Christmas is the time to say, “I love you.” Unless, of course, you’ve been unfriended and blocked on Facebook. Then you’re probably better off sending a card. But who has that kind of time? Postage is getting to be so expensive. And the crowds at the Post Office … ugh.
Nuance is dead. Manners are kaput. But it’s Christmas and the wait is over.
Or almost over. Every year, my father gives me a nice bottle of brandy on Christmas Day. But we don’t get together until closer to dinner time, so…
Look, cut me some slack. It’s been a tough year. Tougher than most. You can’t blame a guy for wanting a drink. As it happens, I’m ending 2016 with fewer friends than when I started. Not just Facebook friends, either, but the real-life kind. Over politics, of all things!
It’s a strange feeling, losing a friend over politics – a bit like losing a tooth. Remember the surprise you felt as a kid when a loose tooth finally popped out? Like that.
One unfriending that spilled into real life had to do with what I took to be a minor dispute over Obama and the Islamic State. That was the proximate cause, anyway. I suspect that particular tooth had been loosening for a while.
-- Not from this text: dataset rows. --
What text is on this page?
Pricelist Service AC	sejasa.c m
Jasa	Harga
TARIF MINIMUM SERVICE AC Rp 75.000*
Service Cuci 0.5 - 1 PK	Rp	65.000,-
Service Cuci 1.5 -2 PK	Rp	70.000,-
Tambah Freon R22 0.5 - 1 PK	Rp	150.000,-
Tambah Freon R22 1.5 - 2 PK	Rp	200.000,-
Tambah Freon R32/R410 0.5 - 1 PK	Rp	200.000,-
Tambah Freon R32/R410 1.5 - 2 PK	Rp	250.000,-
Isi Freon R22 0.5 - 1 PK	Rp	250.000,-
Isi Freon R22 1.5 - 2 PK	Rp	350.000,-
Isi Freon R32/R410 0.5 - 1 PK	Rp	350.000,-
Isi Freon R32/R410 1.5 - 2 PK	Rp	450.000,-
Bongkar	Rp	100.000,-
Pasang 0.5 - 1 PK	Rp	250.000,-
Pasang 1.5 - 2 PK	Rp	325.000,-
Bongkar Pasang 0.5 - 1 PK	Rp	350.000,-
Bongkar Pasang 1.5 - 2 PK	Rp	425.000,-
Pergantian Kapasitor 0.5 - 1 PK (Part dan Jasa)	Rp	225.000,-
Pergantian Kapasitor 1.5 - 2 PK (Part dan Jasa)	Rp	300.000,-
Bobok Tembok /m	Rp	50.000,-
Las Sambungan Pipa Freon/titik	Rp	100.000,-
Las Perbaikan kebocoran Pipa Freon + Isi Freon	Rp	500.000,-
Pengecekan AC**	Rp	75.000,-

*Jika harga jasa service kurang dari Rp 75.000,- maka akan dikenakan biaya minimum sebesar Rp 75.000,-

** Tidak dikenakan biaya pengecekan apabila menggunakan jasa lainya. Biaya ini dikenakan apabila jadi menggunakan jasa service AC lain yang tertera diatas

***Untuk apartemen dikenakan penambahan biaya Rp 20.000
Still, he was a hail fellow well met – a fun conversationalist, well-read and a bit eccentric, which is almost always a plus. So at first I thought it was an accident when I suddenly couldn’t see his Facebook posts anymore. But the unanswered emails confirmed it was no accident.
One time is a tragedy. Twice is troubling. But three times, as any journalist will tell you, makes a trend. I was down about a dozen friends – and that was prior to the election.
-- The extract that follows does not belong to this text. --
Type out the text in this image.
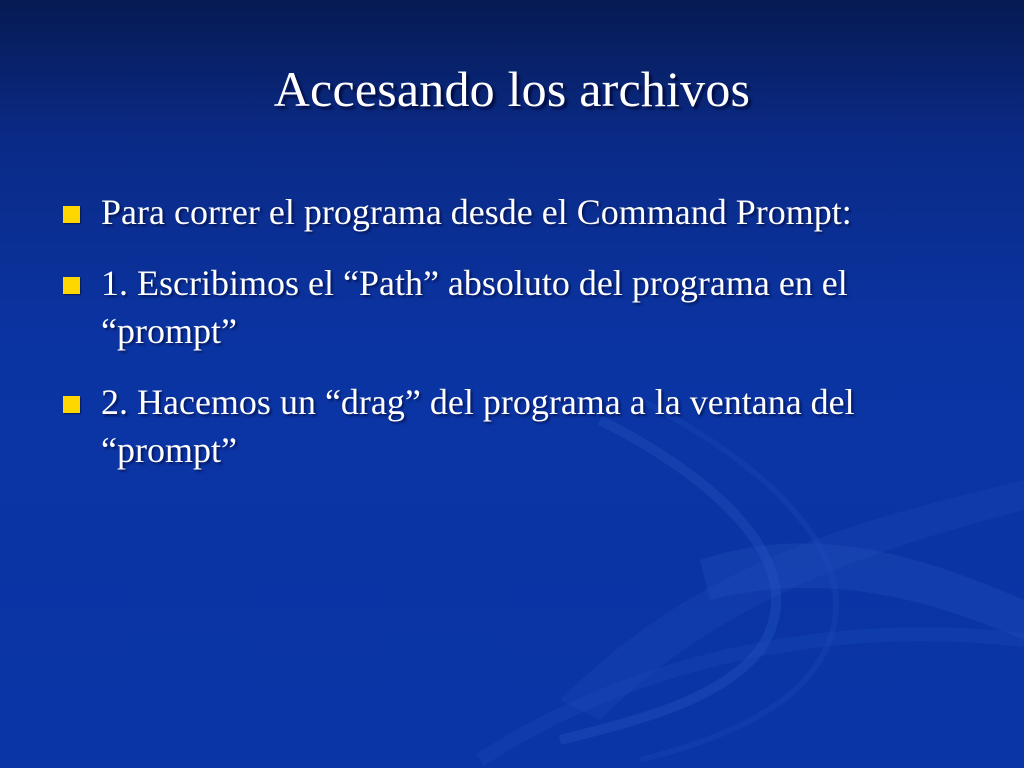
Accesando los archivos
Para correr el programa desde el Command Prompt:
1. Escribimos el “Path” absoluto del programa en el “prompt”
2. Hacemos un “drag” del programa a la ventana del “prompt”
The weeks following the election haven’t been so bad. Turns out, pollsters have taken an interest in all of this. According to Public Religion Research Institute, 13 percent of people surveyed just after Thanksgiving said they “blocked, unfriended or stopped following someone on social media” because of a disagreeable political post.
Partisan affiliation makes a difference – alas. Democrats were more likely than Republicans to cut people out of their social media circles in the painful days and weeks after Nov. 8, the PRRI poll found.
It shouldn’t be this way. One of the greatest cultural calamities of our time has been the triumph of “the personal is political.” That old ’60s rallying cry has ruined friendships, partnerships, marriages and careers.
Just after the election, some business owners – people who presumably want make a profit – declared they would refuse Trump voters as clients. Freedom of association and all that, but good grief! That’s just madness.
I regret that mere differences of opinion caused so much angst, anxiety and division this year. So to Mike, Doris, Mary, Katie, Joe, Josh, Alex and other friends real and virtual who fell away in the great Trump Shakeout of 2016, I’d simply like to say: Merry Christmas and no hard feelings.
Jack Ohman is still a pal, though. And he’s got a Pulitzer Prize. So that’s really something. On Christmas, you count your blessings where you find them.